With the eventual spread of Christianity, the sanctuary was once again reinterpreted. By late antiquity, archaeological layers suggest the existence of a Christian chapel at Tas-Silġ. Whether intentionally or by cultural continuity, the site retained its association with female intercession and protection. The figure of Mary, central to the Christian tradition, embodied many of the roles previously held by goddesses like Astarte and Juno—but with new theological dimensions and ritual forms.
Malta’s uninterrupted Christian tradition—dating back at least to the 4th century CE—has played a defining role in reconfiguring earlier motifs of the sacred feminine. Rather than simply absorbing the past, Christianity in Malta created novel frameworks of veneration. In figures like the Virgin Mary, themes of care, mediation, and maritime guardianship were not only preserved but transformed—offering a distinctly Christian vision of female presence that surpassed ancient ritual forms in symbolism, institutional integration, and emotional resonance.
Our Lady of Pompei and Contemporary Practice
The most visible expression of female veneration in modern Marsaxlokk is the Parish Church of Our Lady of Pompei, constructed in 1890 and located directly at the harbor’s edge. The church became central to village life, especially among fishing families. Votive paintings depicting ships in distress—offered in thanks for survival—still hang inside its walls, and annual maritime processions in honor of the Virgin Mary remain a focal point of the local calendar.
This tradition reflects enduring themes: female figures invoked as protectors, intermediaries, and patrons of those whose lives depend on the sea. Yet within the context of Maltese Catholicism, these themes are articulated through a sustained theological and liturgical framework. Here, the sacred feminine is no longer dispersed across polytheistic iconography but consolidated within the figure of Mary—a shift that marks both continuity and redefinition.

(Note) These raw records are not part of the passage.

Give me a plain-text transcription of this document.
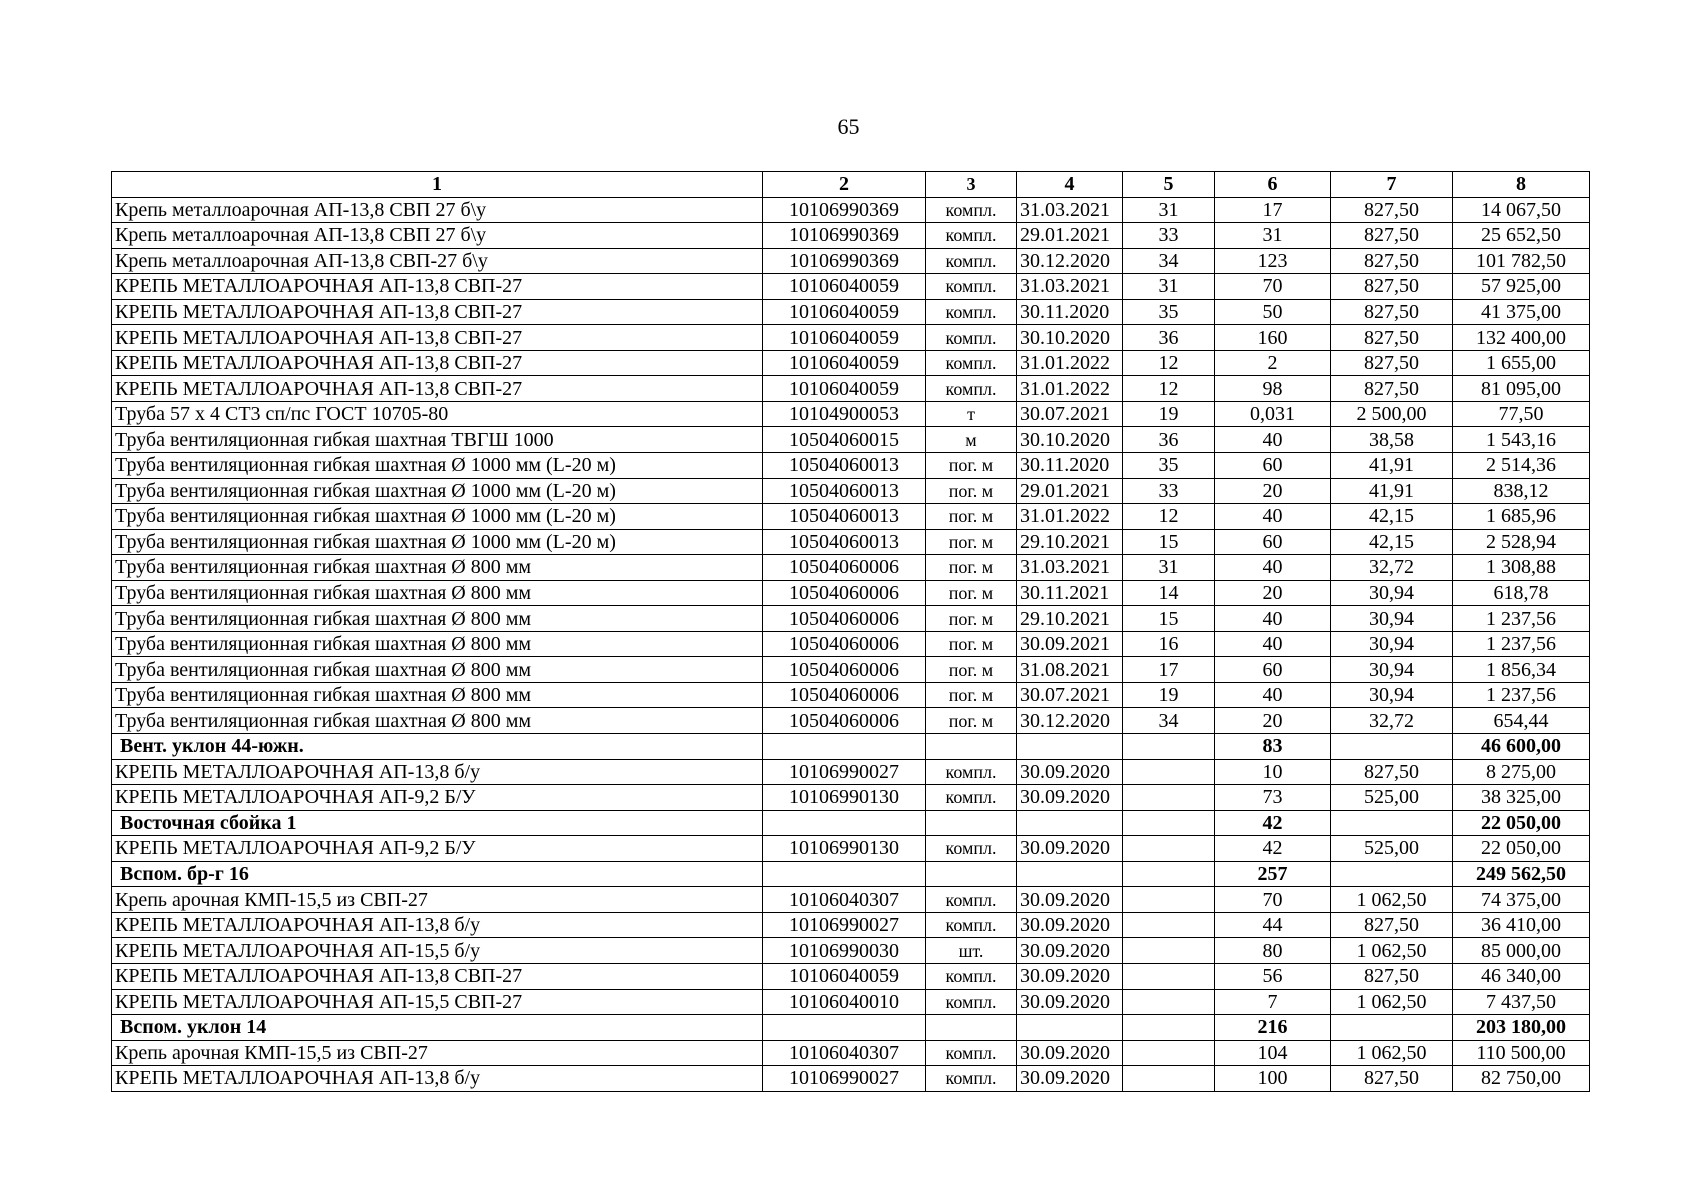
65
1	2	3	4	5	6	7	8
Крепь металлоарочная АП-13,8 СВП 27 б\у	10106990369	компл.	31.03.2021	31	17	827,50	14 067,50
Крепь металлоарочная АП-13,8 СВП 27 б\у	10106990369	компл.	29.01.2021	33	31	827,50	25 652,50
Крепь металлоарочная АП-13,8 СВП-27 б\у	10106990369	компл.	30.12.2020	34	123	827,50	101 782,50
КРЕПЬ МЕТАЛЛОАРОЧНАЯ АП-13,8 СВП-27	10106040059	компл.	31.03.2021	31	70	827,50	57 925,00
КРЕПЬ МЕТАЛЛОАРОЧНАЯ АП-13,8 СВП-27	10106040059	компл.	30.11.2020	35	50	827,50	41 375,00
КРЕПЬ МЕТАЛЛОАРОЧНАЯ АП-13,8 СВП-27	10106040059	компл.	30.10.2020	36	160	827,50	132 400,00
КРЕПЬ МЕТАЛЛОАРОЧНАЯ АП-13,8 СВП-27	10106040059	компл.	31.01.2022	12	2	827,50	1 655,00
КРЕПЬ МЕТАЛЛОАРОЧНАЯ АП-13,8 СВП-27	10106040059	компл.	31.01.2022	12	98	827,50	81 095,00
Труба 57 х 4 СТ3 сп/пс ГОСТ 10705-80	10104900053	т	30.07.2021	19	0,031	2 500,00	77,50
Труба вентиляционная гибкая шахтная ТВГШ 1000	10504060015	м	30.10.2020	36	40	38,58	1 543,16
Труба вентиляционная гибкая шахтная Ø 1000 мм (L-20 м)	10504060013	пог. м	30.11.2020	35	60	41,91	2 514,36
Труба вентиляционная гибкая шахтная Ø 1000 мм (L-20 м)	10504060013	пог. м	29.01.2021	33	20	41,91	838,12
Труба вентиляционная гибкая шахтная Ø 1000 мм (L-20 м)	10504060013	пог. м	31.01.2022	12	40	42,15	1 685,96
Труба вентиляционная гибкая шахтная Ø 1000 мм (L-20 м)	10504060013	пог. м	29.10.2021	15	60	42,15	2 528,94
Труба вентиляционная гибкая шахтная Ø 800 мм	10504060006	пог. м	31.03.2021	31	40	32,72	1 308,88
Труба вентиляционная гибкая шахтная Ø 800 мм	10504060006	пог. м	30.11.2021	14	20	30,94	618,78
Труба вентиляционная гибкая шахтная Ø 800 мм	10504060006	пог. м	29.10.2021	15	40	30,94	1 237,56
Труба вентиляционная гибкая шахтная Ø 800 мм	10504060006	пог. м	30.09.2021	16	40	30,94	1 237,56
Труба вентиляционная гибкая шахтная Ø 800 мм	10504060006	пог. м	31.08.2021	17	60	30,94	1 856,34
Труба вентиляционная гибкая шахтная Ø 800 мм	10504060006	пог. м	30.07.2021	19	40	30,94	1 237,56
Труба вентиляционная гибкая шахтная Ø 800 мм	10504060006	пог. м	30.12.2020	34	20	32,72	654,44
Вент. уклон 44-южн.					83		46 600,00
КРЕПЬ МЕТАЛЛОАРОЧНАЯ АП-13,8 б/у	10106990027	компл.	30.09.2020		10	827,50	8 275,00
КРЕПЬ МЕТАЛЛОАРОЧНАЯ АП-9,2 Б/У	10106990130	компл.	30.09.2020		73	525,00	38 325,00
Восточная сбойка 1					42		22 050,00
КРЕПЬ МЕТАЛЛОАРОЧНАЯ АП-9,2 Б/У	10106990130	компл.	30.09.2020		42	525,00	22 050,00
Вспом. бр-г 16					257		249 562,50
Крепь арочная КМП-15,5 из СВП-27	10106040307	компл.	30.09.2020		70	1 062,50	74 375,00
КРЕПЬ МЕТАЛЛОАРОЧНАЯ АП-13,8 б/у	10106990027	компл.	30.09.2020		44	827,50	36 410,00
КРЕПЬ МЕТАЛЛОАРОЧНАЯ АП-15,5 б/у	10106990030	шт.	30.09.2020		80	1 062,50	85 000,00
КРЕПЬ МЕТАЛЛОАРОЧНАЯ АП-13,8 СВП-27	10106040059	компл.	30.09.2020		56	827,50	46 340,00
КРЕПЬ МЕТАЛЛОАРОЧНАЯ АП-15,5 СВП-27	10106040010	компл.	30.09.2020		7	1 062,50	7 437,50
Вспом. уклон 14					216		203 180,00
Крепь арочная КМП-15,5 из СВП-27	10106040307	компл.	30.09.2020		104	1 062,50	110 500,00
КРЕПЬ МЕТАЛЛОАРОЧНАЯ АП-13,8 б/у	10106990027	компл.	30.09.2020		100	827,50	82 750,00
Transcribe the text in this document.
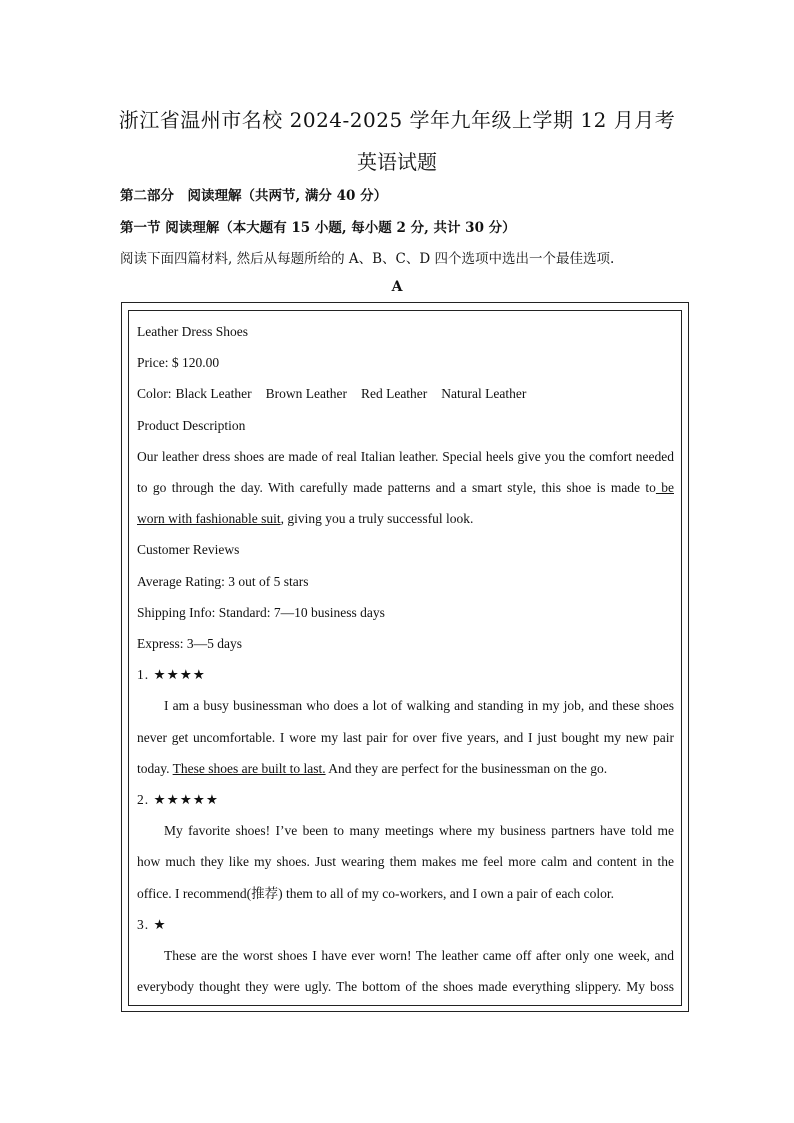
浙江省温州市名校 2024-2025 学年九年级上学期 12 月月考
英语试题
第二部分　阅读理解（共两节, 满分 40 分）
第一节 阅读理解（本大题有 15 小题, 每小题 2 分, 共计 30 分）
阅读下面四篇材料, 然后从每题所给的 A、B、C、D 四个选项中选出一个最佳选项.
A
Leather Dress Shoes
Price: $ 120.00
Color: Black Leather Brown Leather Red Leather Natural Leather
Product Description
Our leather dress shoes are made of real Italian leather. Special heels give you the comfort needed
to go through the day. With carefully made patterns and a smart style, this shoe is made to be
worn with fashionable suit, giving you a truly successful look.
Customer Reviews
Average Rating: 3 out of 5 stars
Shipping Info: Standard: 7—10 business days
Express: 3—5 days
1. ★★★★
I am a busy businessman who does a lot of walking and standing in my job, and these shoes
never get uncomfortable. I wore my last pair for over five years, and I just bought my new pair
today. These shoes are built to last. And they are perfect for the businessman on the go.
2. ★★★★★
My favorite shoes! I’ve been to many meetings where my business partners have told me
how much they like my shoes. Just wearing them makes me feel more calm and content in the
office. I recommend(推荐) them to all of my co-workers, and I own a pair of each color.
3. ★
These are the worst shoes I have ever worn! The leather came off after only one week, and
everybody thought they were ugly. The bottom of the shoes made everything slippery. My boss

Oral histories collected in the region point to the central role of women in sustaining these practices. Household shrines, feast preparations, and ritual knowledge are often maintained by mothers and grandmothers, underscoring the intergenerational transmission of belief and tradition in domestic and communal life.
A Continuum Recast
Marsaxlokk’s history does not suggest an unbroken religious tradition, nor a singular identity for the female figures venerated along its shores. Instead, it presents a continuum of sacred association—one in which cultural meanings have been layered over time, shaped by migration, empire, revelation, and the evolving functions of place. From prehistoric temple complexes to hilltop sanctuaries and waterfront churches, the southeastern coast of Malta has long provided a landscape where the veneration of women could take multiple, evolving forms.
Yet what distinguishes the Christian era—particularly in Malta—is the sustained development of a cohesive framework of female devotion, rooted in two millennia of theological tradition and popular practice. This framework has absorbed ancient motifs but also surpassed them, offering new ritual forms, liturgical spaces, and symbolic languages that continue to shape how sacred femininity is expressed in Marsaxlokk today.
In that sense, the harbor is more than a site of memory. It is a space where past and present meet—not in replication, but in reinterpretation. The sea remains, as always, a threshold. And along its edge, devotion continues to evolve.